This is the mail archive of the
mailing list for the GCC project.
lvx versus lxvd2x on power8
- From: Igor Henrique Soares Nunes <igor dot nunes at eldorado dot org dot br>
- To: "gcc at gcc dot gnu dot org" <gcc at gcc dot gnu dot org>
- Cc: "wschmidt at linux dot vnet dot ibm dot com" <wschmidt at linux dot vnet dot ibm dot com>
- Date: Mon, 10 Apr 2017 18:36:31 +0000
- Subject: lvx versus lxvd2x on power8
- Authentication-results: sourceware.org; auth=none
I recently checked this old discussion about when/why to use lxvd2x instead of lvsl/lvx/vperm/lvx to load elements from memory to vector: https://gcc.gnu.org/ml/gcc/2015-03/msg00135.html
I had the same doubt and I was also concerned how performance influences on these approaches.

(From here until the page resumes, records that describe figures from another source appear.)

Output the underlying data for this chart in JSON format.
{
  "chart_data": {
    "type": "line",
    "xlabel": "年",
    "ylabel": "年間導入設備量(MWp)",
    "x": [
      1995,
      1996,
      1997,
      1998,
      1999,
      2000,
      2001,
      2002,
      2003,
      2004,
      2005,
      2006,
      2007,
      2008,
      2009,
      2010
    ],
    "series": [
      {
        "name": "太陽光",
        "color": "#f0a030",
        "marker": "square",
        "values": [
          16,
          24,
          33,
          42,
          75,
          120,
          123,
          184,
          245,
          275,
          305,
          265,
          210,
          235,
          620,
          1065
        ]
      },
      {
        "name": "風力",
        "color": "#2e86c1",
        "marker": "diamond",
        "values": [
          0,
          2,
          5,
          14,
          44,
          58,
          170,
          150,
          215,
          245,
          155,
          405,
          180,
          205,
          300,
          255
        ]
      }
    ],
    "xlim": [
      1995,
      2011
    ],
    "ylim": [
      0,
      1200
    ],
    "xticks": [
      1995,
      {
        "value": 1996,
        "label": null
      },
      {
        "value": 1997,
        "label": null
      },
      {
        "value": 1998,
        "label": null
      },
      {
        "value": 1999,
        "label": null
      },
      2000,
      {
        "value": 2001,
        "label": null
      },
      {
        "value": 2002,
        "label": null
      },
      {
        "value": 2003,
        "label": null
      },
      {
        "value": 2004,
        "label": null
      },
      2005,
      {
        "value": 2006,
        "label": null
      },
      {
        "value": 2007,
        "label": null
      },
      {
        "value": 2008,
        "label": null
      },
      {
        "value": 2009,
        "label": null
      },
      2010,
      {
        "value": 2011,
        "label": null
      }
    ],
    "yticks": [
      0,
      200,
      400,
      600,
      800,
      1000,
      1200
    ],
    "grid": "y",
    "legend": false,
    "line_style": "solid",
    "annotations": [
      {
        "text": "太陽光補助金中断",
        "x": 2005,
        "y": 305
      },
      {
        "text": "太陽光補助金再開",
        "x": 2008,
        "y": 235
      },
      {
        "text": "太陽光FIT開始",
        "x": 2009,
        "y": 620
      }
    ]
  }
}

So that, I created the following project to check which one is faster and how memory alignment can influence on results:
This is a simple code, that many loads (using both approaches) are executed in a simple loop in order to measure which implementation is slower. The project also considers alignment.

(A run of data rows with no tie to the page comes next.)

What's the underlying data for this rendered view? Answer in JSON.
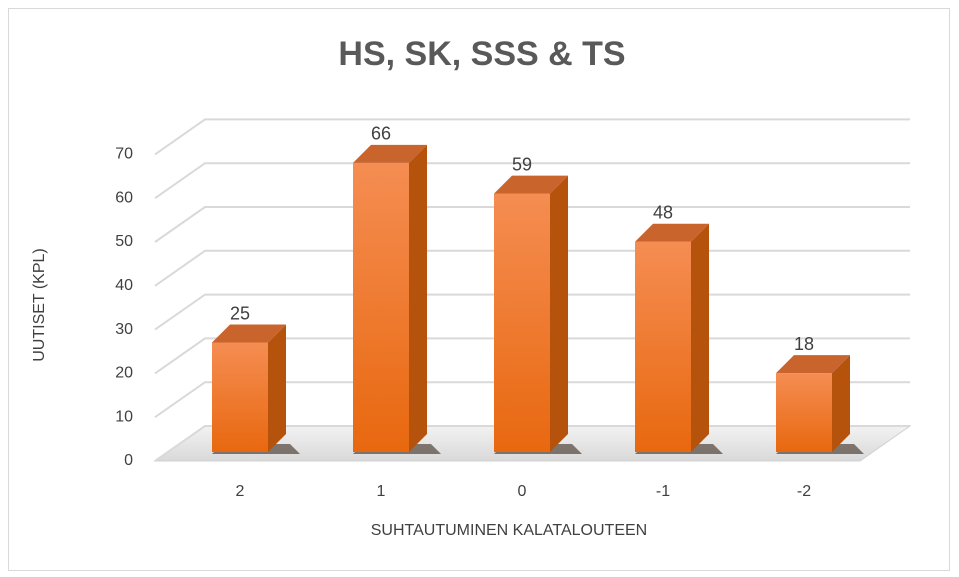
{
  "chart_data": {
    "type": "bar3d",
    "title": "HS, SK, SSS & TS",
    "x_label": "SUHTAUTUMINEN KALATALOUTEEN",
    "y_label": "UUTISET (KPL)",
    "categories": [
      "2",
      "1",
      "0",
      "-1",
      "-2"
    ],
    "values": [
      25,
      66,
      59,
      48,
      18
    ],
    "color": "#f07a2a",
    "ylim": [
      0,
      70
    ],
    "yticks": [
      0,
      10,
      20,
      30,
      40,
      50,
      60,
      70
    ],
    "grid": true
  }
}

As it can be seen on this plot (https://raw.githubusercontent.com/igorsnunes/load_vec_cmp/master/doc/LoadVecCompare.png) an unaligned load using lxvd2x takes more time.
The previous discussion (as far as I could see) addresses that lxvd2x performs better than lvsl/lvx/vperm/lvx in all cases. Is that correct? Is my analysis wrong?
This issue concerned me, once lxvd2x is heavily used on compiled code.